Art. 4_VLAAMS_GEWEST.   <Opgeheven bij BVR 2016-07-26/02, art. 34, 2°, 019; Inwerkingtreding : 02-09-2016>   

Afdeling 2. - (Ingevoegd bij ) Specifieke stelsels.
Art. 4bis.<KB 1999-06-04/47, art. 1, 004; Inwerkingtreding : 01-05-1999> De personeelsleden die op basis van de artikelen 100bis of 102bis van de herstelwet van 22 januari 1985 houdende sociale bepalingen [2 hun loopbaan volledig, met één vijfde of tot de helft van een voltijdse betrekking onderbreken]2 hebben recht op de onderbrekingsuitkeringen bedoeld in artikel 4quinquies gedurende een maand eventueel verlengbaar met een maand. Voor de berekening van de termijnen van [1 60 maanden]1 voorzien bij artikel 3 en de termijn van één jaar voorzien bij artikel 4, § 6, wordt geen rekening gehouden met deze periodes. Deze personeelsleden dienen niet vervangen te worden.
  ----------
  (1)<KB 2012-08-25/02, art. 4, 011; Inwerkingtreding : 01-09-2012>
  (2)<KB 2012-09-03/03, art. 5, 012; Inwerkingtreding : 01-09-2012>

Art. 4ter.[1 § 1. Op voorwaarde dat de bevoegde Gemeenschap de mogelijkheid voorzien heeft en dat de voorwaarden en modaliteiten bepaald door deze Gemeenschap vervuld werden, kunnen de personeelsleden hun loopbaan volledig onderbreken op basis van artikel 100 van de voormelde wet van 22 januari 1985 of gedeeltelijk met een vijfde of tot de helft van een voltijdse betrekking onderbreken op basis van artikel 102 van dezelfde wet voor het verlenen van bijstand of verzorging aan een gezinslid of een familielid tot de tweede graad, dat lijdt aan een zware ziekte.
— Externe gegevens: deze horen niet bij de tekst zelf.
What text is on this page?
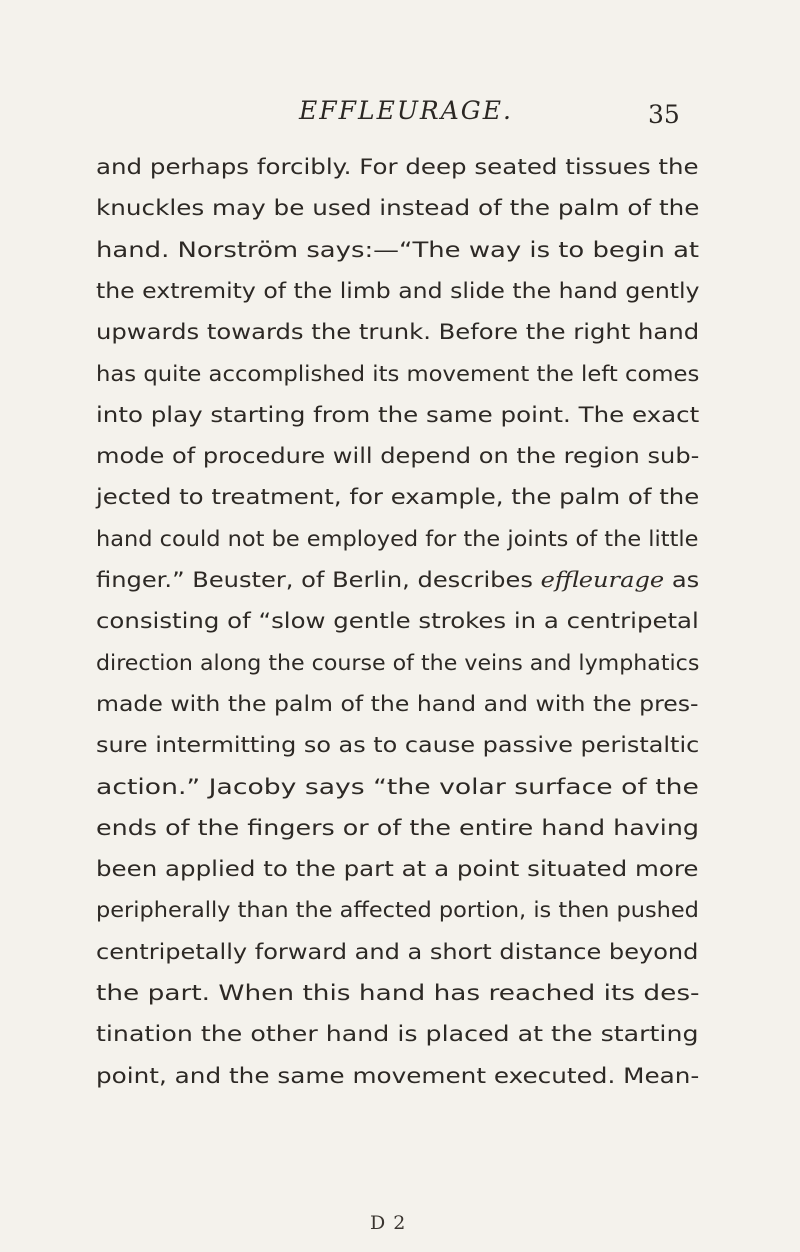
EFFLEURAGE.	35
and perhaps forcibly. For deep seated tissues the
knuckles may be used instead of the palm of the
hand. Norström says:—“The way is to begin at
the extremity of the limb and slide the hand gently
upwards towards the trunk. Before the right hand
has quite accomplished its movement the left comes
into play starting from the same point. The exact
mode of procedure will depend on the region sub-
jected to treatment, for example, the palm of the
hand could not be employed for the joints of the little
finger.” Beuster, of Berlin, describes effleurage as
consisting of “slow gentle strokes in a centripetal
direction along the course of the veins and lymphatics
made with the palm of the hand and with the pres-
sure intermitting so as to cause passive peristaltic
action.” Jacoby says “the volar surface of the
ends of the fingers or of the entire hand having
been applied to the part at a point situated more
peripherally than the affected portion, is then pushed
centripetally forward and a short distance beyond
the part. When this hand has reached its des-
tination the other hand is placed at the starting
point, and the same movement executed. Mean-
D 2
   Voor de toepassing van dit artikel wordt verstaan onder gezinslid, elke persoon die samenwoont met het personeelslid en als familielid zowel de bloed- als de aanverwanten.
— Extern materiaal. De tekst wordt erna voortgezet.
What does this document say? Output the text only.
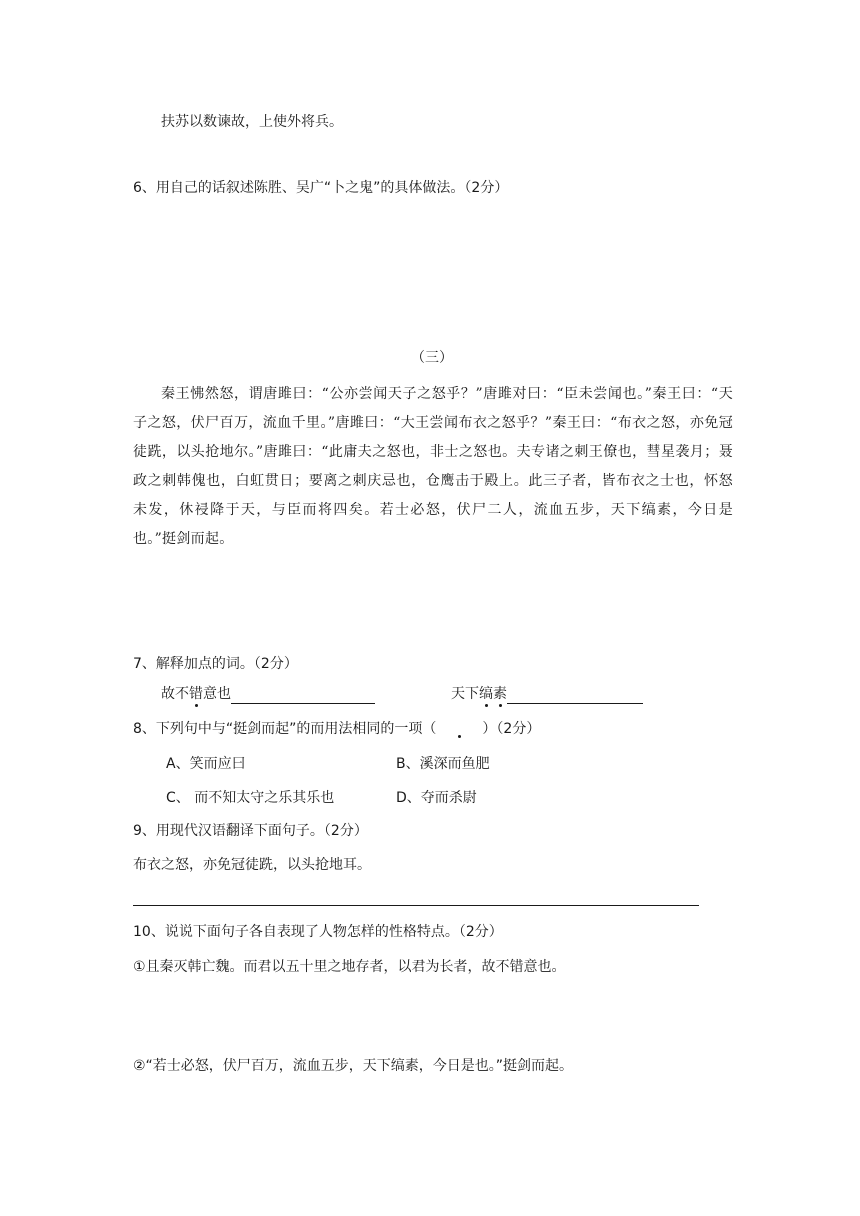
扶苏以数谏故，上使外将兵。
6、用自己的话叙述陈胜、吴广“卜之鬼”的具体做法。（2分）
（三）
秦王怫然怒，谓唐雎曰：“公亦尝闻天子之怒乎？”唐雎对曰：“臣未尝闻也。”秦王曰：“天子之怒，伏尸百万，流血千里。”唐雎曰：“大王尝闻布衣之怒乎？”秦王曰：“布衣之怒，亦免冠徒跣，以头抢地尔。”唐雎曰：“此庸夫之怒也，非士之怒也。夫专诸之刺王僚也，彗星袭月；聂政之刺韩傀也，白虹贯日；要离之刺庆忌也，仓鹰击于殿上。此三子者，皆布衣之士也，怀怒未发，休祲降于天，与臣而将四矣。若士必怒，伏尸二人，流血五步，天下缟素，今日是也。”挺剑而起。
7、解释加点的词。（2分）
故不错意也	天下缟素
8、下列句中与“挺剑而起”的而用法相同的一项（	）（2分）
A、笑而应曰	B、溪深而鱼肥
C、 而不知太守之乐其乐也	D、夺而杀尉
9、用现代汉语翻译下面句子。（2分）
布衣之怒，亦免冠徒跣，以头抢地耳。
10、说说下面句子各自表现了人物怎样的性格特点。（2分）
①且秦灭韩亡魏。而君以五十里之地存者，以君为长者，故不错意也。
②“若士必怒，伏尸百万，流血五步，天下缟素，今日是也。”挺剑而起。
   Voor de toepassing van dit artikel wordt onder zware ziekte verstaan, elke ziekte of medische ingreep die door de behandelende arts als dusdanig wordt beschouwd en waarbij de arts oordeelt dat elke vorm van sociale, familiale of emotionele bijstand of verzorging noodzakelijk is voor het herstel.
   Het bewijs van de reden van deze loopbaanonderbreking wordt geleverd door het personeelslid bij middel van een attest afgeleverd door de behandelende geneesheer van het zwaar ziek gezins- of familielid tot de tweede graad, waaruit blijkt dat het personeelslid bereid is bijstand of verzorging te verlenen aan de zwaar zieke persoon.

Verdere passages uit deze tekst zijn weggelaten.